Adesso Abbott dovrà navigare, visti i tempi, nelle difficili acque che separano il principale alleato australiano e il principale partner commerciale.
 
Per anni infatti, i governi di Camberra si sono affidati agli Stati Uniti per mantenere la stabilità in Asia e la sicurezza del paese, garantendo di riflesso, un appoggio incondizionato a Washington nella regione. Ma tutto ha funzionato, fin quando la leadership americana è stata ben recepita dai paesi asiatici: la situazione però, sta cambiando.
 
Mentre la Cina ha preso il possesso del proprio destino, diventando in proiezione la più grossa economia del mondo, ha anche incentivato gli scambi commerciali con l'Australia, andando a ricoprire il ruolo di partner di maggioranza: sarebbe oltre il 35 per cento la quota delle esportazioni verso la Grande Muraglia. 
 
Gli Stati Uniti dalla loro, hanno ribadito il ruolo di "perno" regionale per l'Australia, con un importante intervento di Obama di qualche tempo fa, in cui ha riconfermato il proprio sostegno e deciso di aumentare il posizionamento dei Marines nella base di Darwin a mille unità - circostanza che non trovò troppo d'accordo i cinesi.
 
Abbott avrà davanti la difficile gestione della situazione, all'interno dei mutevoli scenari asiatici. Da un lato il suo ruolo da conservatore, "geneticamente" portato a sostenere le politiche americane. Dall'altro il pragmatismo - dimostrato sulla situazione siriana pochi giorni fa: pragmatismo economico nel caso, nei confronti dell'enorme risorsa che la Cina rappresenta.

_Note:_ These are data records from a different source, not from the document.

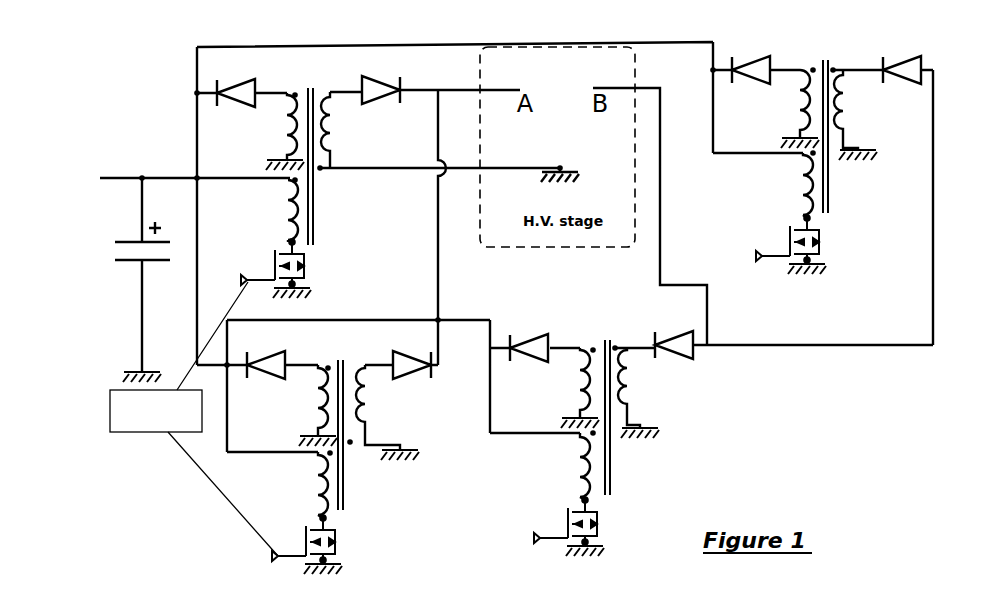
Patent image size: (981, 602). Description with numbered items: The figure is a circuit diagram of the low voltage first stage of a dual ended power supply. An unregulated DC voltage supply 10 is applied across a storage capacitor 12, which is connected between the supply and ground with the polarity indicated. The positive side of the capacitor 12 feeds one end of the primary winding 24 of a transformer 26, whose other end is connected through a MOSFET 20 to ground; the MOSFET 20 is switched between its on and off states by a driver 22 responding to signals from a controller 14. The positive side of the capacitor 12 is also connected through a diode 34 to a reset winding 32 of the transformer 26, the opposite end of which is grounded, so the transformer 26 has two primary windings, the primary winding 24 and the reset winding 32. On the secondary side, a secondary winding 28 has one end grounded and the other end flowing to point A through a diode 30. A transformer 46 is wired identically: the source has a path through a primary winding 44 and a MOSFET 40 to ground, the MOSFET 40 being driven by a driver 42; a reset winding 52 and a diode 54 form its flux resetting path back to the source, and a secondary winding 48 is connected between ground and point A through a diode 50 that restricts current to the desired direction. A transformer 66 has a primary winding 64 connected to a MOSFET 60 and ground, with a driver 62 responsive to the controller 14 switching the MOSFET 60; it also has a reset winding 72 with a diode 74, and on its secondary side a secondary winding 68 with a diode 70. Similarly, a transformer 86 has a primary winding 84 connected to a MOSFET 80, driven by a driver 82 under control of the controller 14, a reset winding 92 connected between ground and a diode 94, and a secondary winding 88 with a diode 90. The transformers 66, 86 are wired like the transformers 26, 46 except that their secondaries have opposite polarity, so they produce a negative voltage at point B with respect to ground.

The DC voltage supply 10 is at (195, 162).
The storage capacitor 12 is at (134, 280).
The controller 14 is at (156, 428).
The MOSFET 20 is at (316, 263).
The driver 22 is at (240, 276).
The primary winding 24 is at (272, 216).
The transformer 26 is at (313, 86).
The secondary winding 28 is at (346, 128).
The diode 30 is at (385, 76).
The reset winding 32 is at (270, 142).
The diode 34 is at (240, 80).
The MOSFET 40 is at (356, 538).
The driver 42 is at (286, 532).
The primary winding 44 is at (302, 483).
The transformer 46 is at (341, 358).
The secondary winding 48 is at (376, 402).
The diode 50 is at (414, 352).
The reset winding 52 is at (306, 403).
The diode 54 is at (266, 352).
The MOSFET 60 is at (838, 240).
The driver 62 is at (758, 248).
The primary winding 64 is at (790, 184).
The transformer 66 is at (829, 58).
The secondary winding 68 is at (860, 104).
The diode 70 is at (904, 80).
The reset winding 72 is at (786, 108).
The diode 74 is at (750, 54).
The MOSFET 80 is at (616, 519).
The driver 82 is at (530, 530).
The primary winding 84 is at (566, 486).
The transformer 86 is at (607, 336).
The secondary winding 88 is at (645, 384).
The diode 90 is at (677, 330).
The reset winding 92 is at (566, 398).
The diode 94 is at (522, 330).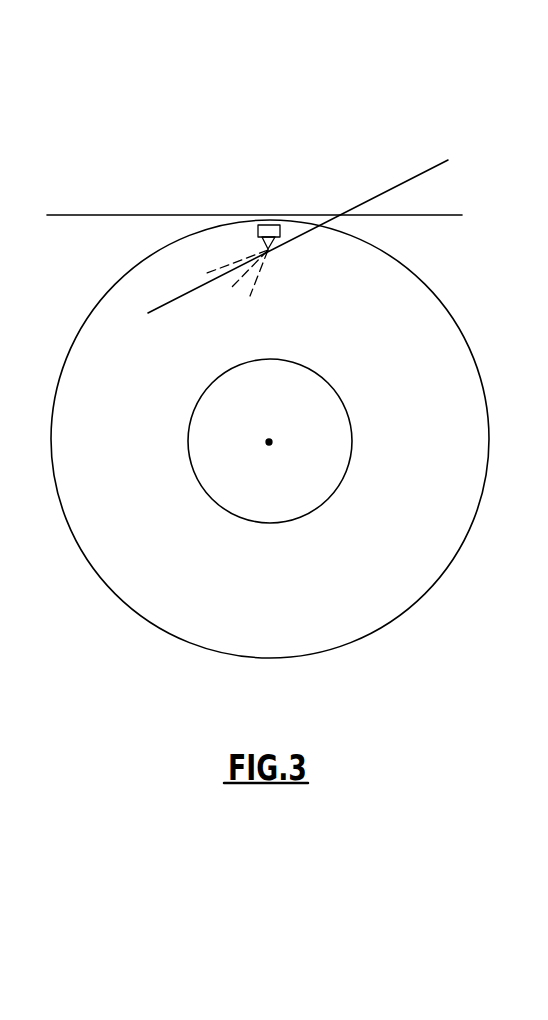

Secondo Hugh White, docente di studi strategici alla Australian National University, l'Australia dovrebbe chiarire la propria posizione con gli Stati Uniti, invitandoli a mantenere il ruolo strategico in Asia, ma senza entrare in collisione con la Cina. 

Sarà questo il ruolo affidato ad Abbott: mettere un po' di distanza tra Camberra e Washington, pur mantenendo stabili i rapporti.